In its amicus brief (attached here) before the FOIC, IRLI argued that the records were not subject to privacy protections under state FOIA law because they (1) were not “personnel or similar files,” (2) pertained to legitimate matters of public concern, and that their disclosure (3) would not be “highly offensive to a reasonable person” and (4) did not raise constitutional privacy claims. IRLI contended that “No [state or federal] court that has directly addressed the subject has found that aliens, and in particular illegal aliens, have a right of privacy in information about their personal identities and immigration status found in public records.” In particular, “an alien’s identity and immigration status are not liberty interests protected by the Fourteenth Amendment, because an alien has no constitutionally or statutorily-based expectation of privacy in his or her identity, immigration status, or personal immigration information maintained in official government files.”
IRLI further argued that the records were not subject to exemption on the ground that disclosure would create a “safety risk … to any person” under Connecticut FOIA, because that element was narrowly construed under state law to cover only risks of physical attack against security personnel, emergency response personnel and activities, or other persons located in or at a government-owned or leased institution or facility. In the case of the New Haven ID Card, the definition of risk did not extend to “speculative risks of harm to generic members of the public from future private criminal acts of unknown third parties, with no specific nexus to the safety or security of public facilities in Connecticut, or the persons working or transacting business therein.” The city’s “proposed construction of safety risk” was thus “so unreasonably expansive as to actually swallow the FOIA cornerstone presumption of the disclosure of public documents.”
IRLI further argued that the city had failed to follow statutory procedures under state law for complying with FOIA requests. In particular, the city had not only refused to comply with the citizens’ FOIA requests, but had forwarded them to the Connecticut Director of Emergency Management and Homeland Security (DEMHS) who, under an amendment to the state FOIA statute that took effect after the requests had been filed, determined that “shutting down the Elm City ID Card program may result in an increased safety risk for one or more individuals.”
IRLI also contended that the Commission improperly considered testimony by experts presented by the city that abusive emails received by the city from third parties angered by the ID Card program could not constitute a “threat” sufficient to overcome the FOIA presumption of disclosure on First Amendment grounds, while failing to consider testimony by IRLI experts, Jessica Vaughan of the Center for Immigration Studies, and a retired Immigration and Naturalization Service special agent, that assisting in concealing the identities of illegal aliens created a generalized risk of increased criminal activity by illegal alien cardholders.

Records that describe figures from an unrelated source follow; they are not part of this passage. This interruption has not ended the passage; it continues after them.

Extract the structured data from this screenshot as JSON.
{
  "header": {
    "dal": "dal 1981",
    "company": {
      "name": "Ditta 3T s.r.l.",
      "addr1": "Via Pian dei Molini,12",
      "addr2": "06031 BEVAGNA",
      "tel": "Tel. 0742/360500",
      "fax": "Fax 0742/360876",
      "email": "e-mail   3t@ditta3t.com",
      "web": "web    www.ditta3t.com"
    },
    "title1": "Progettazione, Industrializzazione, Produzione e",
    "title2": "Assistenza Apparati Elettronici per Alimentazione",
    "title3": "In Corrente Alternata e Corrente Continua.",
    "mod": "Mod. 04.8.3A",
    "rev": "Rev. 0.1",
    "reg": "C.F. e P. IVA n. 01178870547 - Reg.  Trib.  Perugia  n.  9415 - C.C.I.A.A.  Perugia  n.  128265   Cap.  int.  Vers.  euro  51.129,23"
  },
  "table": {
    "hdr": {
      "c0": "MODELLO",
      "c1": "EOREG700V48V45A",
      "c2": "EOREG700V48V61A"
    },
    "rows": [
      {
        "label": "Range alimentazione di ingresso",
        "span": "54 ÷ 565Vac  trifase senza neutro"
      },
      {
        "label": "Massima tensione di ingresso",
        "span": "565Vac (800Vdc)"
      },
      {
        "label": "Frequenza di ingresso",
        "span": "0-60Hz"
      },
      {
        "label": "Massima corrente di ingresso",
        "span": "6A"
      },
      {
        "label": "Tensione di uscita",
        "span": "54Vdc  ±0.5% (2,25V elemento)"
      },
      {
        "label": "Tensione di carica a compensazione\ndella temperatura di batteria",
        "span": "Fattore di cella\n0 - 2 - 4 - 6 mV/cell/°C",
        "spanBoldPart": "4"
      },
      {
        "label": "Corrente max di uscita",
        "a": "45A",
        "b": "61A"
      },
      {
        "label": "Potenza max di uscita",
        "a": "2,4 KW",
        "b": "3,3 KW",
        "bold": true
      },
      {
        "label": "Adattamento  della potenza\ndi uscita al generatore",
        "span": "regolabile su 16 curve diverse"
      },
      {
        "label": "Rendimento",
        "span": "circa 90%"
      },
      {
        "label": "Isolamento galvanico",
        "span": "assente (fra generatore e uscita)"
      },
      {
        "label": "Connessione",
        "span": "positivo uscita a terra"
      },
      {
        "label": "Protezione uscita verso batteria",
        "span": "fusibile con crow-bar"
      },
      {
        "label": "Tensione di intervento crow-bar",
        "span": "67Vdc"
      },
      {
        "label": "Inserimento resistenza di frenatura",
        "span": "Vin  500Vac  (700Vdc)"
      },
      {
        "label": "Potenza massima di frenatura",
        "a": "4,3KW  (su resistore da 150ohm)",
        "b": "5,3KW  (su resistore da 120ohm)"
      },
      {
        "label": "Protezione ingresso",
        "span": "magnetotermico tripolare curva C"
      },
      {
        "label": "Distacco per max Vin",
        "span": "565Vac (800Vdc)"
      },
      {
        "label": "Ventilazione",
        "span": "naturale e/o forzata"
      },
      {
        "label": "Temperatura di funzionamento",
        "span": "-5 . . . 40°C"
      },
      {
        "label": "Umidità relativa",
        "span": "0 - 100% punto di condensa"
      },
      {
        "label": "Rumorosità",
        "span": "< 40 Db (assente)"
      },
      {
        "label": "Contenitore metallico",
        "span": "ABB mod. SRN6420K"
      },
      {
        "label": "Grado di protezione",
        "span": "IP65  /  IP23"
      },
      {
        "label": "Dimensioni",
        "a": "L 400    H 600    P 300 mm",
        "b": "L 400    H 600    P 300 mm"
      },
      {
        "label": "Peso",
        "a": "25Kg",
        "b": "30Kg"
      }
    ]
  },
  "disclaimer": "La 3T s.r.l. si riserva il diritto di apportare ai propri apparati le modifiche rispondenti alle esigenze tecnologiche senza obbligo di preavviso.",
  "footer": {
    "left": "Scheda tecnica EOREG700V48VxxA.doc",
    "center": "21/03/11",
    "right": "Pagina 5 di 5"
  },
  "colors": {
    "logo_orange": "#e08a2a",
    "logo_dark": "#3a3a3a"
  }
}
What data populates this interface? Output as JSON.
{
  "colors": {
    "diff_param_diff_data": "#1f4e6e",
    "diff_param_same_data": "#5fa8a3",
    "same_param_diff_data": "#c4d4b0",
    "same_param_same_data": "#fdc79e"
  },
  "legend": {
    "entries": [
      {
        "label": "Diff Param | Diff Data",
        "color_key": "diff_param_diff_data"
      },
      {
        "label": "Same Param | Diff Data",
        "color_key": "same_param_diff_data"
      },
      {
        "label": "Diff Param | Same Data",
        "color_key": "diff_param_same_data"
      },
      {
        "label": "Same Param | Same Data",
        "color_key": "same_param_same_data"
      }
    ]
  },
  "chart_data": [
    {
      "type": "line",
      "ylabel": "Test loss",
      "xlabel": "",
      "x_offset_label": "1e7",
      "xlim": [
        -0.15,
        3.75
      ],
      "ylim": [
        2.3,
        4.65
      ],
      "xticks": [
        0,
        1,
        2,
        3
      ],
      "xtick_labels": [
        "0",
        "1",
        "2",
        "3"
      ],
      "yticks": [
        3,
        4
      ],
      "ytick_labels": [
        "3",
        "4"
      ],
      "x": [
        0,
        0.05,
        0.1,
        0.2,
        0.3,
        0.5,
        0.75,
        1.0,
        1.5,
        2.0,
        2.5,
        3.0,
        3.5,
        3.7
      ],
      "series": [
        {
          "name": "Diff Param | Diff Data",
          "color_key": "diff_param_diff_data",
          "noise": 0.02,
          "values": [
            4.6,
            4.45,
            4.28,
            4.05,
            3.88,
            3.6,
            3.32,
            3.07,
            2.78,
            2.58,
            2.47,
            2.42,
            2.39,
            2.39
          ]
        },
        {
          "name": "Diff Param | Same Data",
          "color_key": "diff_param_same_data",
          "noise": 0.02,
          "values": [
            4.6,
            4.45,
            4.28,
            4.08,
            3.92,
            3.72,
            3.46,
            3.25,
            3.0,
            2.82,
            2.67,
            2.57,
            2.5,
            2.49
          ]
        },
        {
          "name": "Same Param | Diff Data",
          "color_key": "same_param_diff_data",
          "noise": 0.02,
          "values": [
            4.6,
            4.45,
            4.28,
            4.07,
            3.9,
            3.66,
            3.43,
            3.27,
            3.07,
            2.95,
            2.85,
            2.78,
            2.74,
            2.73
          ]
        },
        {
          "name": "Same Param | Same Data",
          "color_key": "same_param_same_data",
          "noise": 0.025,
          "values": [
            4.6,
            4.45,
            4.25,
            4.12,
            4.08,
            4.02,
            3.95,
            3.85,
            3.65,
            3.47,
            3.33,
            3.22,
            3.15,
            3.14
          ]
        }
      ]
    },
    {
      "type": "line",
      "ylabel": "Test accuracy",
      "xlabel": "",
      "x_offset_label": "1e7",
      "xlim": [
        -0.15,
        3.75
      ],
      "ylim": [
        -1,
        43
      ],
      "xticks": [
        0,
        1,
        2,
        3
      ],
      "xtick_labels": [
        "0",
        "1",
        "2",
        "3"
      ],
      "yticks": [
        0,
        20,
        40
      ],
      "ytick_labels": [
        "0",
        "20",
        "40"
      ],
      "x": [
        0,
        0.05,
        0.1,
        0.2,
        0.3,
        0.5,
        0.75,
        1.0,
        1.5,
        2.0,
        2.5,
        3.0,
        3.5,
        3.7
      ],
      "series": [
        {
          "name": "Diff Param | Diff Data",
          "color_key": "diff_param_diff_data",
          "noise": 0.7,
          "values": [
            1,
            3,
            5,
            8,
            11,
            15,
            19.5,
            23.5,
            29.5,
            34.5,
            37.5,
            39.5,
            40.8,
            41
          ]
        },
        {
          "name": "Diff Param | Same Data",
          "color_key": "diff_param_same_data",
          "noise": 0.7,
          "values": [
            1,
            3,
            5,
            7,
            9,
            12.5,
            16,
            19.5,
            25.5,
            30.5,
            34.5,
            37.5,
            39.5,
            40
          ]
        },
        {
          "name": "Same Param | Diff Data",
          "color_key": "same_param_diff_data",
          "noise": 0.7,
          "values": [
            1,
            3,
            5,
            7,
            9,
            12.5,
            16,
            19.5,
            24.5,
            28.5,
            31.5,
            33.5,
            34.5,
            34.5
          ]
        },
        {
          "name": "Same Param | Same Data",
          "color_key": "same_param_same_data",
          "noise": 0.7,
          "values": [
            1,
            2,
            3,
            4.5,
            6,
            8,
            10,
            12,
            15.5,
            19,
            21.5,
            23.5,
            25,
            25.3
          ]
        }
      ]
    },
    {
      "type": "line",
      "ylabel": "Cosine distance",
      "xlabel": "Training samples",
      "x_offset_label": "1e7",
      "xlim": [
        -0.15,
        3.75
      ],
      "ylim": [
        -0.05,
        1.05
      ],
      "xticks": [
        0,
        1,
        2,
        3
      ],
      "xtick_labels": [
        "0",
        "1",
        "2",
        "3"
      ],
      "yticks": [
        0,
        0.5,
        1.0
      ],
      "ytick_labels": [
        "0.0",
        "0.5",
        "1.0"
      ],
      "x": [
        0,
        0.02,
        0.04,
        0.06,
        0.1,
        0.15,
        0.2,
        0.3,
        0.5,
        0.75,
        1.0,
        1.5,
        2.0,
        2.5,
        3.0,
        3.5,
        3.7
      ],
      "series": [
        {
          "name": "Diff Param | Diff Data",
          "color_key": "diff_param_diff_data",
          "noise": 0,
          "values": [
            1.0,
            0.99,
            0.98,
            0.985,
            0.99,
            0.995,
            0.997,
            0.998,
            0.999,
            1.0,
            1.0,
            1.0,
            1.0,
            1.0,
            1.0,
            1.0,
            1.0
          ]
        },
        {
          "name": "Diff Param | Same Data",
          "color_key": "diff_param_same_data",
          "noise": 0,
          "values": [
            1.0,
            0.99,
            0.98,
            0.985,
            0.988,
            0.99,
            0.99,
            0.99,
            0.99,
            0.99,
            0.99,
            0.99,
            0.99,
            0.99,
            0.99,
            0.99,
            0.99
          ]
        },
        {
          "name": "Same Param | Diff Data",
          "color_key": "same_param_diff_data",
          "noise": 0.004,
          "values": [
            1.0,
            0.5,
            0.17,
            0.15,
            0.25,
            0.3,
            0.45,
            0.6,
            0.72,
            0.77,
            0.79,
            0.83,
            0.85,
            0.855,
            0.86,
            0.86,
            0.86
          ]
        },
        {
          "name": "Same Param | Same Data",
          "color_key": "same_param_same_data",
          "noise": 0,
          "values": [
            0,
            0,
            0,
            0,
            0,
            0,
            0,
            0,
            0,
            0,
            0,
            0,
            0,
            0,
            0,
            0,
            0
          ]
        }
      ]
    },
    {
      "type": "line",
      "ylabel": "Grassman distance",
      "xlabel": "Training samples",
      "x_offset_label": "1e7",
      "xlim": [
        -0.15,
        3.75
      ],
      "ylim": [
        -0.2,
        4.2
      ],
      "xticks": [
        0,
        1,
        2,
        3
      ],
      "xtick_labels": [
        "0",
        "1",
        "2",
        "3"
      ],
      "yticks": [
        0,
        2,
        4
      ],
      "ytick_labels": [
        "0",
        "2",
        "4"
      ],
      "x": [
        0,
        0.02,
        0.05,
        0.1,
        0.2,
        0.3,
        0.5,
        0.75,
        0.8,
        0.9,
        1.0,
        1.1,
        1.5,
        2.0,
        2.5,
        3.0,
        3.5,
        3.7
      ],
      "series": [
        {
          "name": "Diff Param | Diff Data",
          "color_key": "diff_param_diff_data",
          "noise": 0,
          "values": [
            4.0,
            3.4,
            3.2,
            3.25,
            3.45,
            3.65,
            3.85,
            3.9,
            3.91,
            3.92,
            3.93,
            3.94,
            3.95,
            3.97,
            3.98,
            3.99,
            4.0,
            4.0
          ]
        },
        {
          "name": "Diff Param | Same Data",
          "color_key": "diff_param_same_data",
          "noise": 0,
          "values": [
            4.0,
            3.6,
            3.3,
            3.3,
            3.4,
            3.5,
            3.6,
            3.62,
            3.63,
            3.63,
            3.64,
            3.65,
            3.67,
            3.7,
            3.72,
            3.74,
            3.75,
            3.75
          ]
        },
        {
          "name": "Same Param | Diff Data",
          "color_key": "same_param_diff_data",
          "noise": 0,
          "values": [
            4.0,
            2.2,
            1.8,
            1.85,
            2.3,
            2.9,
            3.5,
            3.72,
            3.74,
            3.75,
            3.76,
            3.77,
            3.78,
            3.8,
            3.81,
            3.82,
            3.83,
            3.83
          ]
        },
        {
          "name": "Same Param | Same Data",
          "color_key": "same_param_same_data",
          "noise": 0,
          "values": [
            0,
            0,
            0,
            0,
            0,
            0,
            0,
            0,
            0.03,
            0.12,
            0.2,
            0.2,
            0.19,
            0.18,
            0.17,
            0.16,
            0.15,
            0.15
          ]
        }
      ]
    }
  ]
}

The state FOIC issued its findings in June 2008, finding that the requested documents, including the names, addresses and photographs of applicants were all “municipal records” within the meaning of the Connecticut FOIA statute, that the City had failed to comply with FOIA by failing to follow certain prescribed procedures within prescribed timelines, but that testimony and evidence from the state DEMHS had established that, based on testimony from city witnesses and communications that “demonstrate a potential lethality towards the ID program and its applicants,” the requested records were exempt from disclosure under the public safety risk exemption in the FOIA law. The FOIC thus “declined to reach the merits” of the First Amendment and other claims of the citizens. Powell v. Mayor City of New Haven, FIC# 2007-498 (June 23, 2008); Dustin Gold and Community Watchdog Project v. Mayor City of New Haven, FIC# 2007-605 (July 17, 2008).